FalkonML / falkon

Large-scale, multi-GPU capable, kernel solver
https://falkonml.github.io/falkon/
MIT License
181 stars 22 forks source link

Replace falkon.mmv_ops with homemade mmv_ops #33

Closed MrHuff closed 3 years ago

MrHuff commented 3 years ago

Hi again!

Thanks again for the help last time.

This time, I'd like to replace the falkon.mmv_ops in the InCoreFalkon solver with a homemade mmv_ops for a research project.

Wondering what is the "cleanest" and simplest way to do this?

Thank you!

Best regards, Robert

Giodiro commented 3 years ago

Hi! There are a few moving parts for the mmv operations, and it's a bit more complex than it should be.

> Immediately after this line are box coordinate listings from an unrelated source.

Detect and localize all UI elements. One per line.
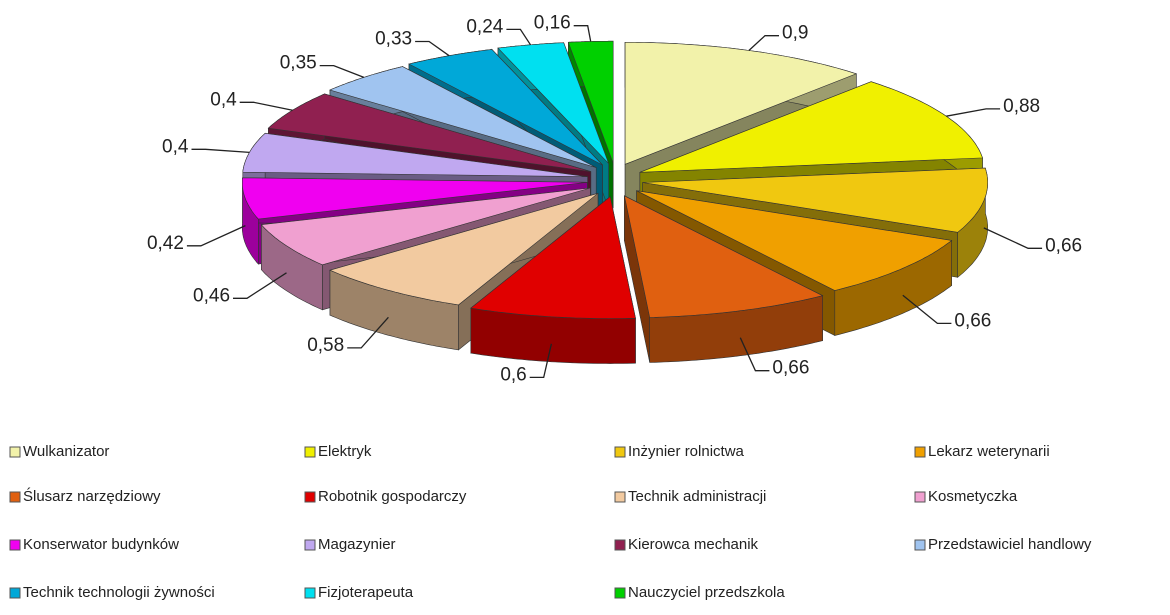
data-label: 0,35 xyxy=(280,53,317,74)
data-label: 0,88 xyxy=(1003,96,1040,117)
leader-line xyxy=(239,101,293,111)
slice-top xyxy=(636,190,953,291)
data-label: 0,9 xyxy=(782,23,808,44)
slice-top xyxy=(470,196,636,319)
leader-line xyxy=(739,337,770,372)
leader-line xyxy=(319,64,365,79)
leader-line xyxy=(186,225,246,247)
slice-top xyxy=(242,177,588,220)
data-label: 0,16 xyxy=(534,13,571,34)
legend-label: Przedstawiciel handlowy xyxy=(928,536,1092,553)
leader-line xyxy=(946,108,1001,117)
legend-swatch xyxy=(614,491,626,503)
legend-label: Magazynier xyxy=(318,536,396,553)
leader-line xyxy=(233,272,287,299)
legend-label: Robotnik gospodarczy xyxy=(318,488,467,505)
legend-label: Ślusarz narzędziowy xyxy=(23,487,161,505)
legend-label: Elektryk xyxy=(318,443,372,460)
legend-swatch xyxy=(914,539,926,551)
slice-top xyxy=(642,167,988,233)
data-label: 0,42 xyxy=(147,233,184,254)
leader-line xyxy=(415,40,450,57)
legend-swatch xyxy=(9,587,21,599)
data-label: 0,4 xyxy=(210,89,237,110)
legend-swatch xyxy=(9,446,21,458)
leader-line xyxy=(191,148,250,154)
leader-line xyxy=(983,227,1043,249)
legend-swatch xyxy=(614,446,626,458)
leader-line xyxy=(748,35,779,51)
legend-swatch xyxy=(914,446,926,458)
legend-label: Kierowca mechanik xyxy=(628,536,759,553)
legend-swatch xyxy=(304,539,316,551)
slice xyxy=(623,195,824,363)
slice xyxy=(470,195,636,364)
legend-label: Fizjoterapeuta xyxy=(318,584,414,601)
legend-label: Kosmetyczka xyxy=(928,488,1018,505)
legend-label: Nauczyciel przedszkola xyxy=(628,584,785,601)
legend-label: Technik administracji xyxy=(628,488,766,505)
data-label: 0,24 xyxy=(466,16,503,37)
legend-swatch xyxy=(9,539,21,551)
data-label: 0,33 xyxy=(375,29,412,50)
legend-swatch xyxy=(614,539,626,551)
legend-swatch xyxy=(914,491,926,503)
legend-swatch xyxy=(304,491,316,503)
slice-top xyxy=(623,195,824,318)
leader-line xyxy=(529,343,553,379)
legend-swatch xyxy=(304,446,316,458)
slice-top xyxy=(329,193,599,306)
legend-label: Konserwator budynków xyxy=(23,536,179,553)
slice-top xyxy=(260,187,591,266)
data-label: 0,4 xyxy=(162,136,189,157)
legend-swatch xyxy=(9,491,21,503)
data-label: 0,66 xyxy=(772,358,809,379)
leader-line xyxy=(506,28,532,46)
legend-label: Inżynier rolnictwa xyxy=(628,443,745,460)
data-label: 0,66 xyxy=(1045,235,1082,256)
leader-line xyxy=(573,25,592,42)
leader-line xyxy=(902,294,952,325)
data-label: 0,46 xyxy=(193,285,230,306)
legend-label: Wulkanizator xyxy=(23,443,109,460)
legend-swatch xyxy=(614,587,626,599)
data-label: 0,6 xyxy=(500,364,526,385)
legend-label: Lekarz weterynarii xyxy=(928,443,1050,460)
data-label: 0,58 xyxy=(307,335,344,356)
legend-label: Technik technologii żywności xyxy=(23,584,215,601)
data-label: 0,66 xyxy=(954,310,991,331)
legend-swatch xyxy=(304,587,316,599)
leader-line xyxy=(347,316,389,349)
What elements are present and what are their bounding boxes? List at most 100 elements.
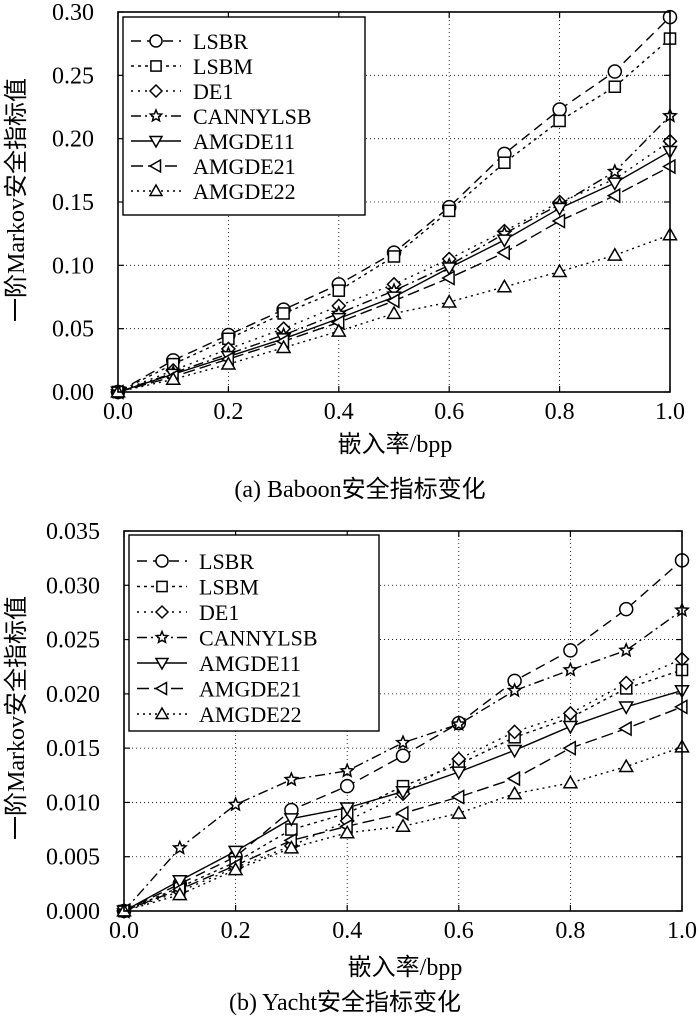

Essentially, if you look at the fmmv_cuda.py file, and in particular the generic_fmmv function you have a generic way of running kernel-vector multiplications. That function is responsible for splitting the data matrices and computing the matrix-vector product, but not for computing the kernel itself. The kernel is a class which defines methods _prepare, _apply and _finalize which get called to actually compute the kernel matrix (examples can be found in the falkon.kernels submodule!)

If I understand what you want to do, you should define a new generic_fmmv function, and possibly also the function which splits among multiple GPUs and then calls generic_fmmv (which is in the same file and is called fmmv_cuda). There are other versions of these functions: the distk variants do some tiny optimizations for the Gaussian kernel, the fdmmv variants run a "double" kernel-vector product. They could be substituted by two fmmv calls at the cost of running more computations.

Get in touch if you want to expand on what your idea is, or if you have other doubts on the implementation!

Best, Giacomo

MrHuff commented 3 years ago

Dear Giacomo,

Thank you for your reply. This is very helpful. Upon fiddling around yesterday, I might be close to achieving what I want. I'l let you know if it doesn't work out.

Thank you!

Best regards, Robert

MrHuff commented 3 years ago

Sorted it out through a hack, made a custom kernel class with a custom FALKON conjugate gradient that makes sure to call the homemade method for all fmmv and dmmv ops.

However, will try to make PR of a proper implementation once its confirmed working!